A conclusione dei lavori ci può riferire
della sua esperienza al Sinodo e se è stata positiva, perché? E in che
modo questa esperienza sarà proficua nel suo impegno quotidiano?
“Per quel che mi riguarda, la partecipazione al Sinodo è stata
un’esperienza straordinaria di condivisione e comunione ecclesiale,
un’occasione unica per sentire il respiro e il battito del cuore della
Chiesa universale. Il Sinodo ha visto infatti la partecipazione di padri
sinodali, esperte ed esperti, uditrici ed uditori provenienti da ogni
parte del mondo. A questa dimensione di confronto tra culture diverse,
si è aggiunta la possibilità di entrare in dialogo anche con i delegati
fraterni delle altre chiese. Il Sinodo è stato quindi per me anche una
opportunità straordinaria ed istruttiva di educazione al dialogo
interreligioso ed ecumenico. A conclusione del Sinodo sento forte la
responsabilità e il desiderio di raccontare e condividere questa
esperienza e di trasmetterla soprattutto a tanti miei coetanei, affinché
sempre più giovani imparino a riscoprire il primato della Parola di Dio
nella loro esistenza. La vera sfida del Sinodo comincia quindi a partire
da oggi, con la necessità e il dovere di tradurre in esperienza concreta
e visibile le tante riflessioni sviluppate”.

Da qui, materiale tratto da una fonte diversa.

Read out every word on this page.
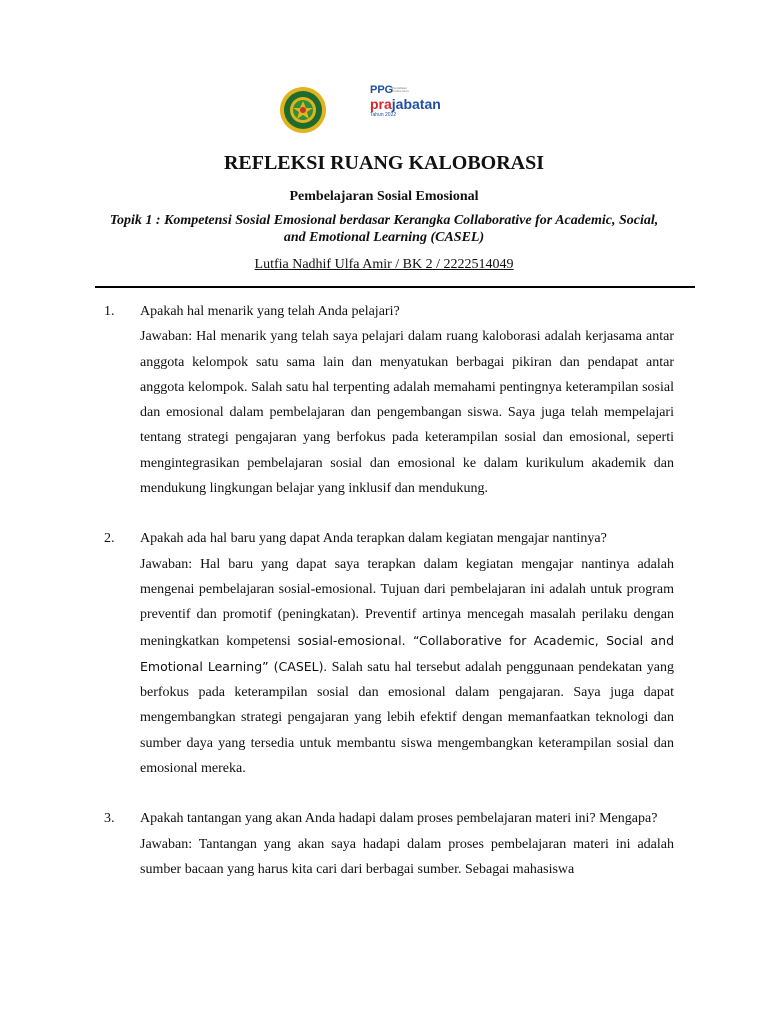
PPG
Pendidikan Profesi Guru
prajabatan
Tahun 2022
REFLEKSI RUANG KALOBORASI
Pembelajaran Sosial Emosional
Topik 1 : Kompetensi Sosial Emosional berdasar Kerangka Collaborative for Academic, Social, and Emotional Learning (CASEL)
Lutfia Nadhif Ulfa Amir / BK 2 / 2222514049
1.	Apakah hal menarik yang telah Anda pelajari?
Jawaban: Hal menarik yang telah saya pelajari dalam ruang kaloborasi adalah kerjasama antar anggota kelompok satu sama lain dan menyatukan berbagai pikiran dan pendapat antar anggota kelompok. Salah satu hal terpenting adalah memahami pentingnya keterampilan sosial dan emosional dalam pembelajaran dan pengembangan siswa. Saya juga telah mempelajari tentang strategi pengajaran yang berfokus pada keterampilan sosial dan emosional, seperti mengintegrasikan pembelajaran sosial dan emosional ke dalam kurikulum akademik dan mendukung lingkungan belajar yang inklusif dan mendukung.
2.	Apakah ada hal baru yang dapat Anda terapkan dalam kegiatan mengajar nantinya?
Jawaban: Hal baru yang dapat saya terapkan dalam kegiatan mengajar nantinya adalah mengenai pembelajaran sosial-emosional. Tujuan dari pembelajaran ini adalah untuk program preventif dan promotif (peningkatan). Preventif artinya mencegah masalah perilaku dengan meningkatkan kompetensi sosial-emosional. “Collaborative for Academic, Social and Emotional Learning” (CASEL). Salah satu hal tersebut adalah penggunaan pendekatan yang berfokus pada keterampilan sosial dan emosional dalam pengajaran. Saya juga dapat mengembangkan strategi pengajaran yang lebih efektif dengan memanfaatkan teknologi dan sumber daya yang tersedia untuk membantu siswa mengembangkan keterampilan sosial dan emosional mereka.
3.	Apakah tantangan yang akan Anda hadapi dalam proses pembelajaran materi ini? Mengapa?
Jawaban: Tantangan yang akan saya hadapi dalam proses pembelajaran materi ini adalah sumber bacaan yang harus kita cari dari berbagai sumber. Sebagai mahasiswa
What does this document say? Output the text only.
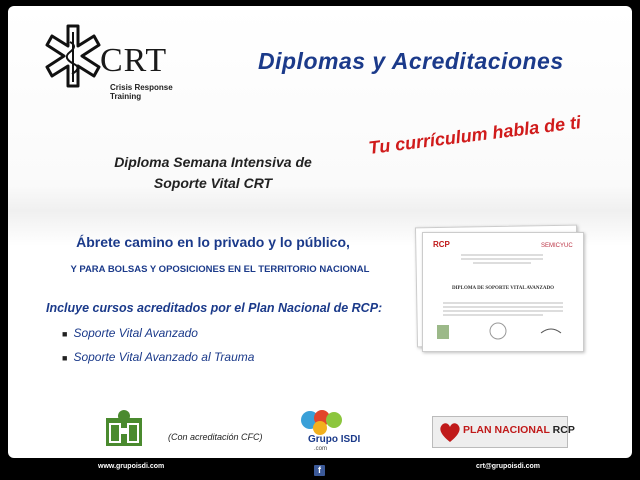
CRT
Crisis Response Training
Diplomas y Acreditaciones
Diploma Semana Intensiva de
Soporte Vital CRT
Tu currículum habla de ti
Ábrete camino en lo privado y lo público,
Y PARA BOLSAS Y OPOSICIONES EN EL TERRITORIO NACIONAL
Incluye cursos acreditados por el Plan Nacional de RCP:
■ Soporte Vital Avanzado
■ Soporte Vital Avanzado al Trauma
RCP	SEMICYUC
DIPLOMA DE SOPORTE VITAL AVANZADO
(Con acreditación CFC)	Grupo ISDI
.com
PLAN NACIONAL RCP
www.grupoisdi.com	f	crt@grupoisdi.com
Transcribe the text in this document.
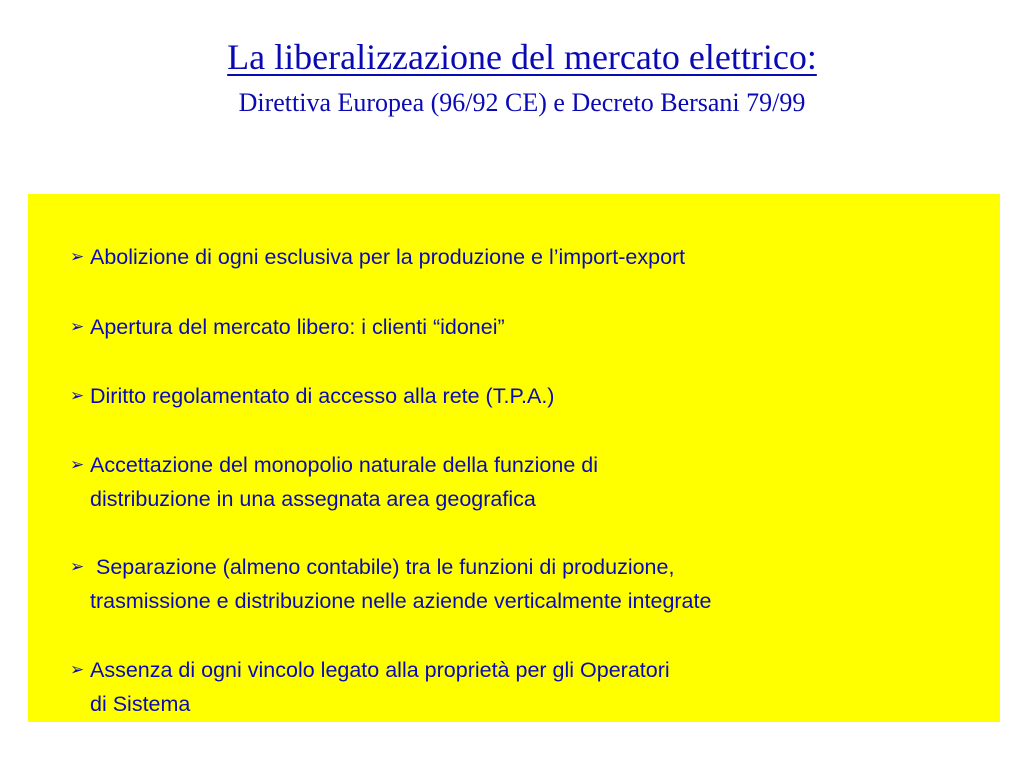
La liberalizzazione del mercato elettrico:
Direttiva Europea (96/92 CE) e Decreto Bersani 79/99
➢ Abolizione di ogni esclusiva per la produzione e l’import-export
➢ Apertura del mercato libero: i clienti “idonei”
➢ Diritto regolamentato di accesso alla rete (T.P.A.)
➢ Accettazione del monopolio naturale della funzione di
distribuzione in una assegnata area geografica
➢ Separazione (almeno contabile) tra le funzioni di produzione,
trasmissione e distribuzione nelle aziende verticalmente integrate
➢ Assenza di ogni vincolo legato alla proprietà per gli Operatori
di Sistema
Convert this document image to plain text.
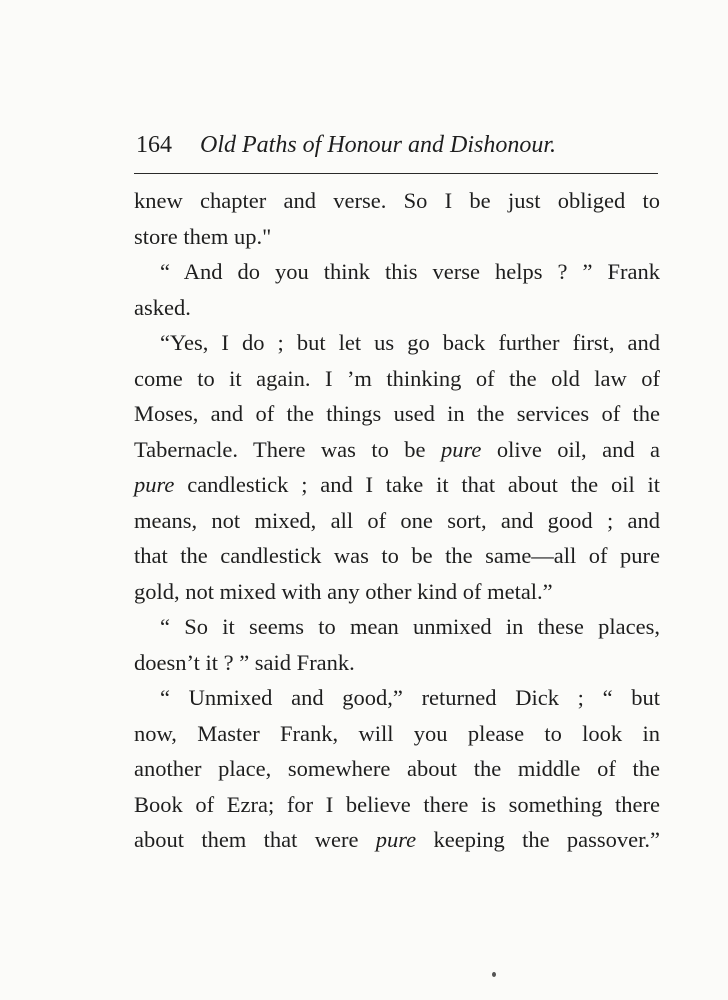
164 Old Paths of Honour and Dishonour.
knew chapter and verse. So I be just obliged to
store them up."
“ And do you think this verse helps ? ” Frank
asked.
“Yes, I do ; but let us go back further first, and
come to it again. I ’m thinking of the old law of
Moses, and of the things used in the services of the
Tabernacle. There was to be pure olive oil, and a
pure candlestick ; and I take it that about the oil it
means, not mixed, all of one sort, and good ; and
that the candlestick was to be the same—all of pure
gold, not mixed with any other kind of metal.”
“ So it seems to mean unmixed in these places,
doesn’t it ? ” said Frank.
“ Unmixed and good,” returned Dick ; “ but
now, Master Frank, will you please to look in
another place, somewhere about the middle of the
Book of Ezra; for I believe there is something there
about them that were pure keeping the passover.”
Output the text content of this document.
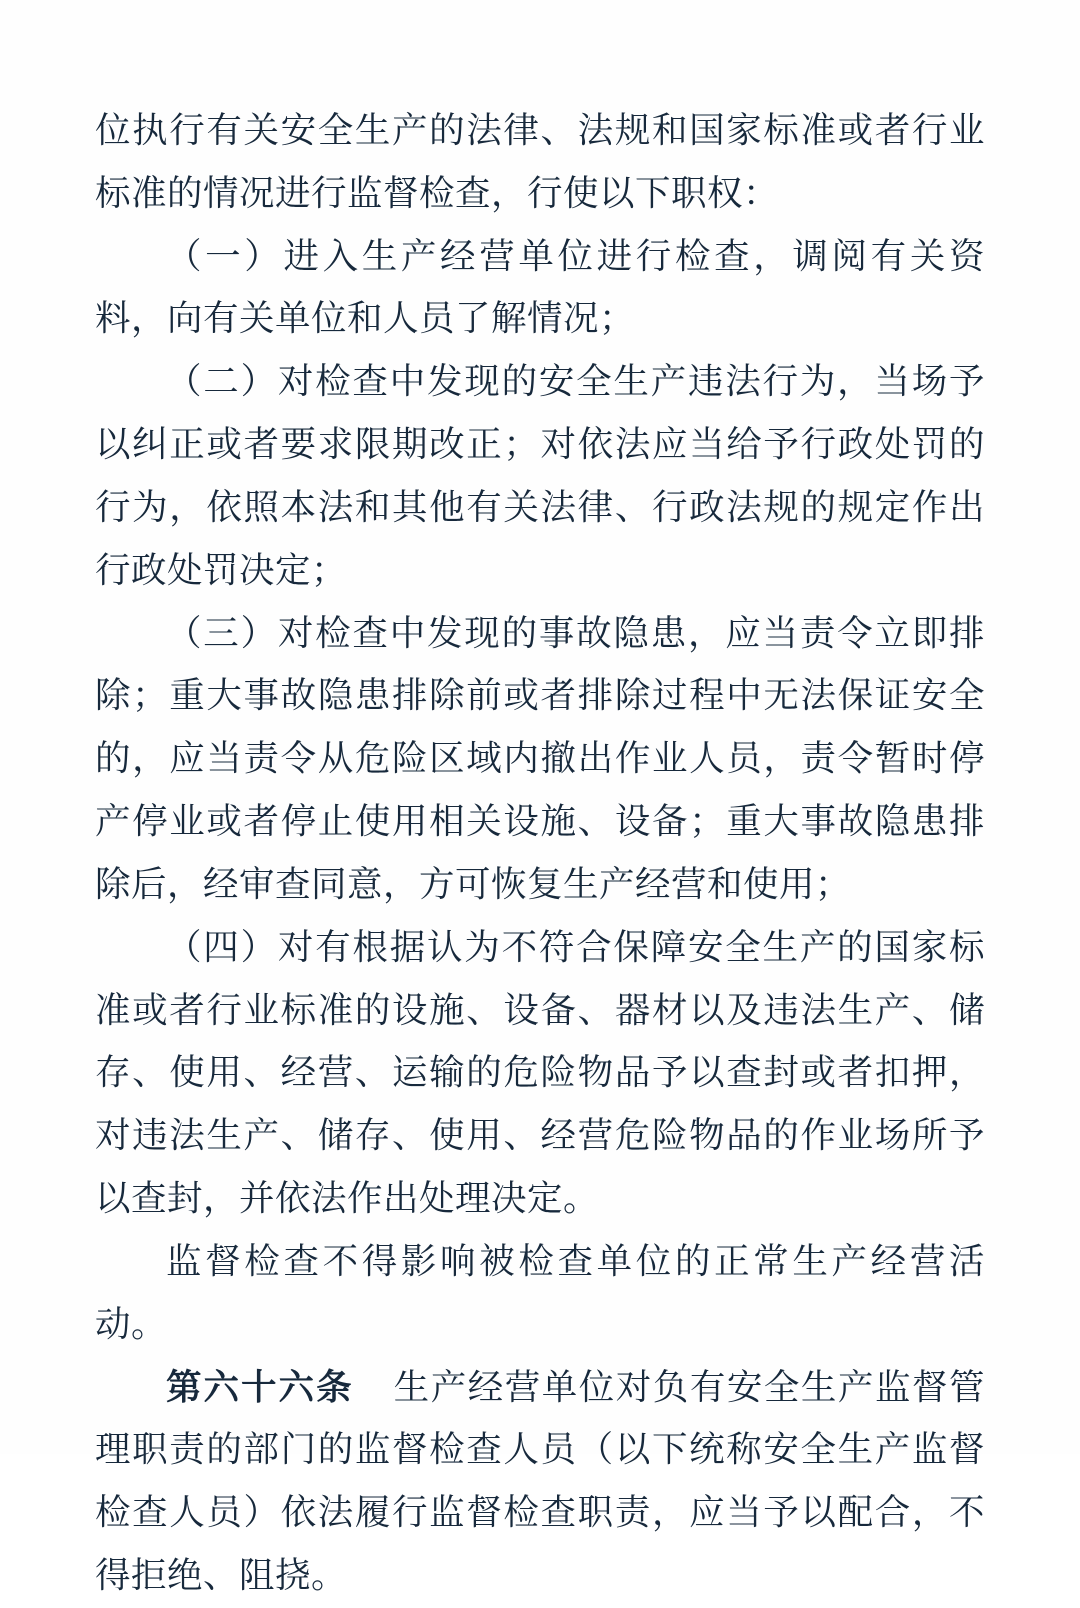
位执行有关安全生产的法律、法规和国家标准或者行业标准的情况进行监督检查，行使以下职权：

（一）进入生产经营单位进行检查，调阅有关资料，向有关单位和人员了解情况；

（二）对检查中发现的安全生产违法行为，当场予以纠正或者要求限期改正；对依法应当给予行政处罚的行为，依照本法和其他有关法律、行政法规的规定作出行政处罚决定；

（三）对检查中发现的事故隐患，应当责令立即排除；重大事故隐患排除前或者排除过程中无法保证安全的，应当责令从危险区域内撤出作业人员，责令暂时停产停业或者停止使用相关设施、设备；重大事故隐患排除后，经审查同意，方可恢复生产经营和使用；

（四）对有根据认为不符合保障安全生产的国家标准或者行业标准的设施、设备、器材以及违法生产、储存、使用、经营、运输的危险物品予以查封或者扣押，对违法生产、储存、使用、经营危险物品的作业场所予以查封，并依法作出处理决定。

监督检查不得影响被检查单位的正常生产经营活动。

第六十六条 生产经营单位对负有安全生产监督管理职责的部门的监督检查人员（以下统称安全生产监督检查人员）依法履行监督检查职责，应当予以配合，不得拒绝、阻挠。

Si è anche sottolineato che è importante
la formazione alla lettura. In pratica, occorre saper leggere durante le
liturgie. Quelli che leggono durante le Messe debbono farlo bene, perché
tutti sentano bene la Parola di Dio. Inoltre, la Parola non deve andare
perduta, perché non c’è l’acustica o perché si legge male. Ci racconta
la sua esperienza in questo senso?
“Una prima semplice osservazione che mi permetto di sottolineare è la
necessità di evitare lettori che si improvvisino tali durante le
celebrazioni. Dovrebbero invece avere già gustato e meditato le letture
precedentemente, possibilmente durante l’arco di tutta la settimana, in
modo da trasmettere anche nella lettura l’amore per il testo biblico e
proclamandolo così in
maniera il più possibile chiara, efficace e comprensibile, nell’ottica
di un servizio prezioso a tutta l’assemblea riunita in preghiera”.